Trotz stark gestiegener Finanzierungszinsen und Baukosten sowie der wirtschaftlichen Unsicherheit waren gewerbliche Grundstücke in der Hauptstadt gefragt und erzielten Erlöse von 575 Mio. EUR.
Logistik- und Industrieimmobilien erzielten mit 365 Mio. EUR und 6 Prozent Umsatzanteil ein etwas schwächeres Ergebnis als im Vorjahreszeitraum (500 Mio. EUR, 7 Prozent). Handelsimmobilien spielten mit 130 Mio. EUR und 2 Prozent Umsatzanteil kaum eine Rolle.
Zinsanstieg noch nicht komplett in den Renditen eingepreist
Aktuell beträgt die Bürospitzenrendite 3,20 Prozent und liegt damit im Vorjahresvergleich 60 Basispunkte höher. Begonnen hat der Anstieg im 2. Quartal mit 25 Basispunkten und setzte sich nun im 3. Quartal mit einem kräftigen Anstieg um 35 Basispunkte fort.
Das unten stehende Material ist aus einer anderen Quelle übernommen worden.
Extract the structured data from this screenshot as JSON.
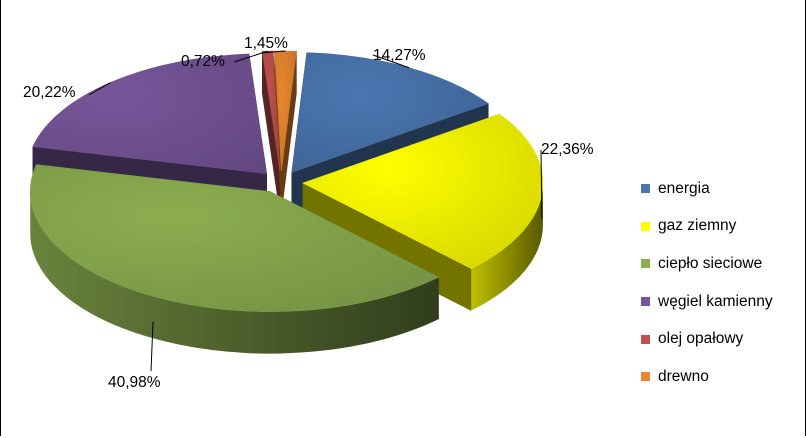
{
  "chart_data": {
    "type": "pie",
    "three_d": true,
    "exploded": true,
    "legend_position": "right",
    "categories": [
      "energia",
      "gaz ziemny",
      "ciepło sieciowe",
      "węgiel kamienny",
      "olej opałowy",
      "drewno"
    ],
    "values": [
      14.27,
      22.36,
      40.98,
      20.22,
      0.72,
      1.45
    ],
    "data_labels": [
      "14,27%",
      "22,36%",
      "40,98%",
      "20,22%",
      "0,72%",
      "1,45%"
    ],
    "colors": [
      "#4A76B0",
      "#FFFF00",
      "#8CAE50",
      "#77569B",
      "#C0504D",
      "#E8872F"
    ]
  }
}
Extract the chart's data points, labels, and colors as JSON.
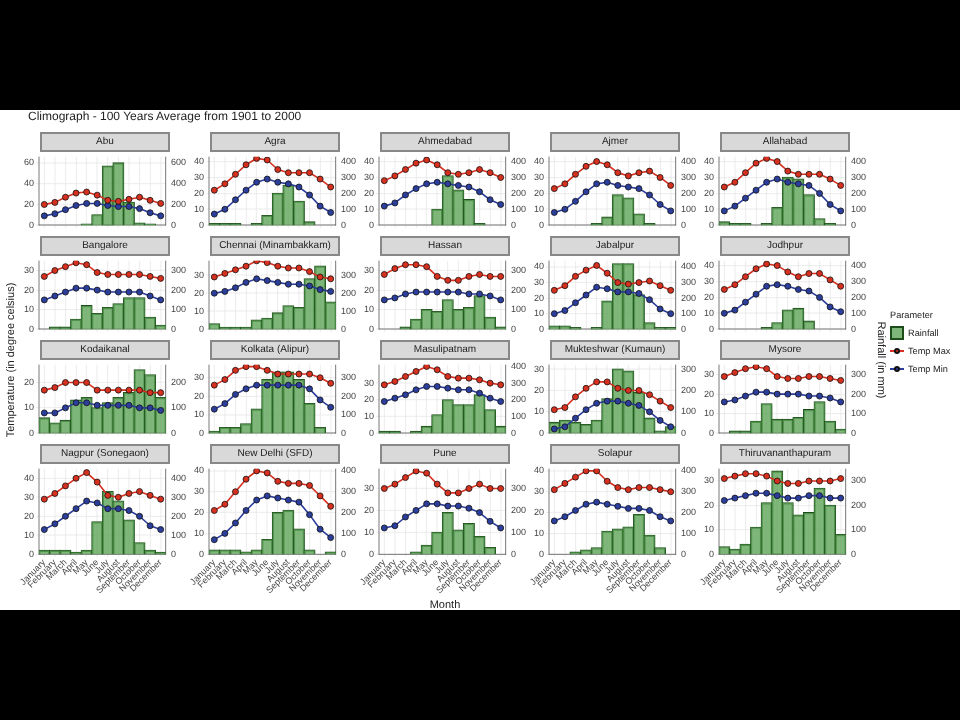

Bis zum Jahresende geht C&W von einem weiteren Renditeanstieg aus, da das aktuelle Niveau der Finanzierungszinssätze noch nicht vollständig eingepreist ist.
Die Spitzenrendite für Logistikimmobilien stieg ebenfalls deutlich und beträgt aktuell 3,60 Prozent, was 50 Basispunkte mehr sind als im Vorquartal und wieder dem Niveau des Vorjahreszeitraums entspricht.
Bei innerstädtischen Geschäftshäusern in 1A-Lagen fiel der Anstieg geringer aus. Die Spitzenrendite liegt hier mit 3,40 Prozent nur 10 Basispunkte über dem Vorquartal und noch 5 Basispunkte niedriger als im 3. Quartal 2021.
Clemens von Arnim erläutert: „Zwar sind die Bürorenditen bereits kräftig gestiegen, jedoch ist der Spread zur 10-jährigen Bundesanleihe trotzdem sehr niedrig. Beim aktuellen Niveau der Anleiherenditen von über 2 Prozent und einer Bürospitzenrendite von 3,20 Prozent, ist die Risikoprämie nur noch knapp über 100 Basispunkte und damit für viele Investoren nicht attraktiv. Solch niedrige Spreads sehen wir nur in Krisenzeiten, zuletzt 2008 und Anfang der 2000er Jahre. Um das Transaktionsvolumen wieder deutlich anzukurbeln, bräuchte es stabilere Verhältnisse bei den makroökonomischen Faktoren: Inflation, Wirtschaftswachstum, Staatsanleihen, Finanzierungszinsen."
Investoreninteresse an Core-Objekten lässt nach
Core-Immobilien waren mit 33 Prozent das umsatzstärkste Segment, auch wenn dessen Anteil im Vorjahresvergleich um 8 Prozentpunkte gesunken ist. Diese Risikoklasse hat wegen der gestiegenen Finanzierungszinsen bei immer noch geringen Mietrenditen deutlicher als andere an Attraktivität bei Investoren verloren, die sich aufgrund des schwierigen Preisfindungsprozesses hier zunehmend abwartend verhalten. Value-add-Objekte hatten einen Umsatzanteil von 25 Prozent, gefolgt von Core+ mit 21 Prozent und Opportunistic mit 17 Prozent.
Jahresendrallye fällt aus
C&W erwartet im 4. Quartal keine Jahresendrallye. Die aktuellen Energie- und Inflationsprobleme lassen erwarten, dass sich die Finanzierungsbedingungen nicht zeitnah verbessern werden und sich das Transaktionsvolumen daher im nächsten Jahr deutlich reduzieren wird.